The first season of USA’s television extension of the popular (and probably eternal) The Purge franchise was little more than a rehash of the various films that had come before. The decision to stay in the franchise’s chosen lane of government-sanctioned anarchy and the annual madness that ensues during a 12-hour period makes sense; after all, the show’s producers likely wanted to avoid alienating their devoted fan base by venturing too far from what happy ticket-buyers had come to expect. That’s all set to change with season 2, however, as the series takes a much-needed turn away from the actual Purge, and finds itself with an intriguing premise that helps color a world obsessed with and largely run by its anticipation of each successive Purge.
To do so, the series shifts its attention to the 364 days between Purges.
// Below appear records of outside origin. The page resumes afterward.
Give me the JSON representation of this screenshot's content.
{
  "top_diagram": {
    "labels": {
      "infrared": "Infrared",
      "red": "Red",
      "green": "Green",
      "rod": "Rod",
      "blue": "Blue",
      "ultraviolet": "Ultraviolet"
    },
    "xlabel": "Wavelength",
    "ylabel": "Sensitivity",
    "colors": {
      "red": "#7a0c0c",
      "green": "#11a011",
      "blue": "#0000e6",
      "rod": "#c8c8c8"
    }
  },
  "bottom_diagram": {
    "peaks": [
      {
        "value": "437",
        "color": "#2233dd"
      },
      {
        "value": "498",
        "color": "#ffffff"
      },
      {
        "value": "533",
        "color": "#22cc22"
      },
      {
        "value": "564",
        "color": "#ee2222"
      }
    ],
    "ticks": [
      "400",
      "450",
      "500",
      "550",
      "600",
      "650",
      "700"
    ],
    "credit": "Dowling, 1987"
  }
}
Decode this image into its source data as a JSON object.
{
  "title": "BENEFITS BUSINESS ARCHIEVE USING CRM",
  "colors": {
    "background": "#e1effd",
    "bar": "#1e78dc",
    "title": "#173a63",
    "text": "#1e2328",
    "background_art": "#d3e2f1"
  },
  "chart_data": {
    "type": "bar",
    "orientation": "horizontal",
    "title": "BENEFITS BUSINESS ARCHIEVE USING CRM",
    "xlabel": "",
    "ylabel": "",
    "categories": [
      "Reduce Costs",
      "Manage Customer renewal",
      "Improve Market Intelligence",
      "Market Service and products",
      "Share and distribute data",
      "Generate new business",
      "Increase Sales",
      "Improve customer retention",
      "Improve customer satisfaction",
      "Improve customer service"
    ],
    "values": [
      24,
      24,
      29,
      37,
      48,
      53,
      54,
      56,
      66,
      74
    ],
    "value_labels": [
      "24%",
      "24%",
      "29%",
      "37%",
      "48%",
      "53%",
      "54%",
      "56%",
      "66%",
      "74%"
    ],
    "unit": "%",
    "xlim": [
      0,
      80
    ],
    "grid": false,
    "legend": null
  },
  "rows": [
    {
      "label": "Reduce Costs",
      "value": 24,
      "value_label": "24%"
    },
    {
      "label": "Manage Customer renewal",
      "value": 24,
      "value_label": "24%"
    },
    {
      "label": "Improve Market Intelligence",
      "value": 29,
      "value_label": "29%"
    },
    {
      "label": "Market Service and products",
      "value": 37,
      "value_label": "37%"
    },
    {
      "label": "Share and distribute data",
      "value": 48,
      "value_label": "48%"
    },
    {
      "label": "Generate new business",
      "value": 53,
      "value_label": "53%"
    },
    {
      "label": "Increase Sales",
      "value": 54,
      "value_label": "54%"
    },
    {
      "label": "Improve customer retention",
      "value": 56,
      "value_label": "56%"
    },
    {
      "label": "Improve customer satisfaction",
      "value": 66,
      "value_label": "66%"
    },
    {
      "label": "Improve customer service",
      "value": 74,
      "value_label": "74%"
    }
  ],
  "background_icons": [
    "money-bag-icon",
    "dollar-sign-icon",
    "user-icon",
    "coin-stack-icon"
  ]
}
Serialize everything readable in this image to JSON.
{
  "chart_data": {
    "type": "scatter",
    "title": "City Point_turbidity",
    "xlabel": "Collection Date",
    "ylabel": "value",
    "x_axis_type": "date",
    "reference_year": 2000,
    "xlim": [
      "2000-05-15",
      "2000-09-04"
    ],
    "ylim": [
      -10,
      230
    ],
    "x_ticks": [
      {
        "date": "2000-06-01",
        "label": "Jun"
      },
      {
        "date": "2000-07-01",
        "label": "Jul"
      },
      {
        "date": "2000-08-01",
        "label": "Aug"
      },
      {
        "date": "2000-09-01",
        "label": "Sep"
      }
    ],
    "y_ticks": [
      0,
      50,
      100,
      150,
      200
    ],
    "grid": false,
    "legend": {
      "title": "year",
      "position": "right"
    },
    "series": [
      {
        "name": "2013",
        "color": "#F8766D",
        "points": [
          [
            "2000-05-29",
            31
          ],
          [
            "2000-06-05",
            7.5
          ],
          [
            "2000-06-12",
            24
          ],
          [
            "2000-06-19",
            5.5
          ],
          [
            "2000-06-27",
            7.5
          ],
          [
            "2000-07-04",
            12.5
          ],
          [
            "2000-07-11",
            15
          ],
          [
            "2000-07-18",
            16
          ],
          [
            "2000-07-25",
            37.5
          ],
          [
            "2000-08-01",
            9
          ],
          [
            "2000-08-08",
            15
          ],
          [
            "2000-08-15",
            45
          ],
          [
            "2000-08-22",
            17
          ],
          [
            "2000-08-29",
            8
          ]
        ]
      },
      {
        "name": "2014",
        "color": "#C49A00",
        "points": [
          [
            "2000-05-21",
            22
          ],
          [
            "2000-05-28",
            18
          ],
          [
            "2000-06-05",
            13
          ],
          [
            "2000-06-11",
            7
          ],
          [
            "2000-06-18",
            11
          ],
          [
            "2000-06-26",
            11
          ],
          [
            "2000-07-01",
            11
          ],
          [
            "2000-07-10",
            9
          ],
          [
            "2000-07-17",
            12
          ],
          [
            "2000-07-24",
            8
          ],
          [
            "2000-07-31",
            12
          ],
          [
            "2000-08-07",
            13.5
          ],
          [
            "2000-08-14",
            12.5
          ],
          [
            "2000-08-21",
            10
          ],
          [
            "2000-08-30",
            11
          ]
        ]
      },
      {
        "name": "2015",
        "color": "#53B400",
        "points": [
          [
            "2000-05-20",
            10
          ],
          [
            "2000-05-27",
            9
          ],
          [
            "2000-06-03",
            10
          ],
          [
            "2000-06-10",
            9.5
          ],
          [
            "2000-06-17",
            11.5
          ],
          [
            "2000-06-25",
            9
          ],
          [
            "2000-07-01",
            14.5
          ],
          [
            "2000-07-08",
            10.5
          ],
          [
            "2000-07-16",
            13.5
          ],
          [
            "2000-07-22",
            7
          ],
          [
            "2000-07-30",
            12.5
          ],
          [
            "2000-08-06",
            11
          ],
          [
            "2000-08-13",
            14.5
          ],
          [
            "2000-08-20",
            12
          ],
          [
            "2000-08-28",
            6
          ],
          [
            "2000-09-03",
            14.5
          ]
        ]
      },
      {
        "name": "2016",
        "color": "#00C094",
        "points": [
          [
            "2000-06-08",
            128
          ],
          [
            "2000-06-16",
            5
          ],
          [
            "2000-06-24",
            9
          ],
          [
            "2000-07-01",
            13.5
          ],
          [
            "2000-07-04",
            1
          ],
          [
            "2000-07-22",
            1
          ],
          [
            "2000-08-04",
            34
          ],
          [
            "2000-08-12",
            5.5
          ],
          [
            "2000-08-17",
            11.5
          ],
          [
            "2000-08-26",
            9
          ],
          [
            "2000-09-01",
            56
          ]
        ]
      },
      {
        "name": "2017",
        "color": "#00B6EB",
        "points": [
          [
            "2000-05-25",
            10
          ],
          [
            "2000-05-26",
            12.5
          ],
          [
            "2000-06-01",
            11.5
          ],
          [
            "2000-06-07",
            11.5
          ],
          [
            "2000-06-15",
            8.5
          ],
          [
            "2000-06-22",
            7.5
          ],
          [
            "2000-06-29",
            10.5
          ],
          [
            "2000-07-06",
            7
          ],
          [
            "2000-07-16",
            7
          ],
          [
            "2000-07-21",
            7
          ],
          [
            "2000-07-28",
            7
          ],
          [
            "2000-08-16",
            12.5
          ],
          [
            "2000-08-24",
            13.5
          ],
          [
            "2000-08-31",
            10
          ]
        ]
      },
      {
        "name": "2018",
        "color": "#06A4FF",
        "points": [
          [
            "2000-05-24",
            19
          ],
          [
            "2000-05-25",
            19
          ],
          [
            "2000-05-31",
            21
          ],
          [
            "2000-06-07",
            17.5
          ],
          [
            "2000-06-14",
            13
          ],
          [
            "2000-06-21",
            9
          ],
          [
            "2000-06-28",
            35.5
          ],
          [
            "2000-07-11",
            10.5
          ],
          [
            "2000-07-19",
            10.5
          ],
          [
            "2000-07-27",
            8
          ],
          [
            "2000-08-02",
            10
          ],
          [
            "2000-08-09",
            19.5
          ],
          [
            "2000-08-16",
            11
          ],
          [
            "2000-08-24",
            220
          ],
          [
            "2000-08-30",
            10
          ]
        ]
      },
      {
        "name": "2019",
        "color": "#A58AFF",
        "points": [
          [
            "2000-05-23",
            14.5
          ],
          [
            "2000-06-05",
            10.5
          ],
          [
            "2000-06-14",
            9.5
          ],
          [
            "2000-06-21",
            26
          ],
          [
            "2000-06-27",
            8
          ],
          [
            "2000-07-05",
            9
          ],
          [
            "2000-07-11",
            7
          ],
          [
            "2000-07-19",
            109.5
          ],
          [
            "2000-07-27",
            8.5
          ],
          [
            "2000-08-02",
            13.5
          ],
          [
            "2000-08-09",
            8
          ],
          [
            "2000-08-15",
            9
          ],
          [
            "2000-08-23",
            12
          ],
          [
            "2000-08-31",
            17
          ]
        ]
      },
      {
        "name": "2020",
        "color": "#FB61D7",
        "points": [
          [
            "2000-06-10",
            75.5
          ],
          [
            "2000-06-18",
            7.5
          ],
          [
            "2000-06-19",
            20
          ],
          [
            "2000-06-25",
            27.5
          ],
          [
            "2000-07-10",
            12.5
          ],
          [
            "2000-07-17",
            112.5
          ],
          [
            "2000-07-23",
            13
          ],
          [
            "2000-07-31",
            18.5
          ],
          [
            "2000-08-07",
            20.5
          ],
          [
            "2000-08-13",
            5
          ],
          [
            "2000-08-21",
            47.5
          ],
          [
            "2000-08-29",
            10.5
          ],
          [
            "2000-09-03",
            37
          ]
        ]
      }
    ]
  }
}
That shouldn’t worry Purge fans, though, as the season premiere, ‘This is Not a Test,’ takes place in the waning hours of the most recent wave of anarchy, introducing a new crop of characters, notably (the always fantastic) Derek Luke as Marcus Moore, a doctor who finds his expensive anti-Purge security system circumvented by a masked intruder trying to kill him and his wife Michelle (Rochelle Aytes).
Like season 1, the story is sprawling, and tells a number of parallel, sometimes overlapping stories, only this time, it works to bring something new to the table. This time the series includes a couple of frat bros, Ben (Joel Allen) and his cowardly buddy played by Matt Shively, who make the mistake of venturing out on Purge night in order to go full Logan Paul and snag photos of people who’ve taken their own lives under a suicide bridge. At the same time the fraternity brothers' excursion turns elaborately violent, when Ben falls into the trap of a Purger in a white mask with ‘God’ scrawled on the forehead, a group of high-tech thieves are robbing a bank, only to be caught unawares by a group of Jackals (i.e., thieves who steal from thieves on Purge night). The standoff between the two groups puts them all in a time crunch, as Purge rules state anyone still in the process of committing a crime when the bell sounds will be prosecuted to the fullest extent of the law. This puts team leader Ryan Grant (Max Martini) in a bind when his reckless teammate risks being in violation of the rules for some extra cash.
This time, The Purge also introduces Esme Carmona (Paola Nuñez), a security professional who monitors activity during and after the Purge, to seek out violators and keep those whose governmental rank is high enough to make it illegal for any harm to come to them during those chaotic 12 hours. At first, this seems like an extension of the franchise’s behind-the-scenes look at the confounding bureaucracy that helped create and implement something as ridiculous and disturbing as the Purge, but, like all the other storylines, it soon reveals itself to be fundamentally different than what’s come before. That is mostly due to the fact that these characters will soon be abiding by the laws that govern society during the other 364 days of the year, and will do so in the direct aftermath of the bedlam they’ve either witnessed, participated in, or were the victim of just hours earlier.
The shift effectively creates a brave new world for The Purge franchise, one where the writers are given a chance to more fully explore the consequences of that single 12-hour period, and to draw a more complete picture of a world that has effectively become addicted to the lawlessness of a single night. And by placing its narrative and characters in a society still mostly governed by laws that more closely resemble the world viewers recognize, the series must rewrite its own rule book. As it turns out, doing so results in a clever reinvention of the franchise, one that’s reinforced by some strong performances - particularly Luke’s, as Marcus discovers there’s more to his Purge nightmare than meets the eye.
Season 2 seems particularly interested in examining how the Purge’s sanctioned violence and criminality only begets more violence and criminality. That might threaten to turn the series into Purge Preppers, were it not for examples of how the world has become increasingly unfazed by the Purge, and how the population have either become numbed to its violence and lawlessness (unless it impacts them directly) or, worse, are inspired to take to streets and participate. It's a positive sign that, of the episodes made available to critics ahead of time, The Purge appears committed to using its time away from the Purge to more fully consider the world it has created.
If nothing else, The Purge season 2 offers welcome new spin on the long-running franchise, one that has the potential to venture down avenues always hinted at but never explored. It may be overdue for a franchise that has largely stuck to a single successful formula (and who can blame them?), but better late than never.
The Purge season 2 premieres Tuesday, October 15 @9pm on USA.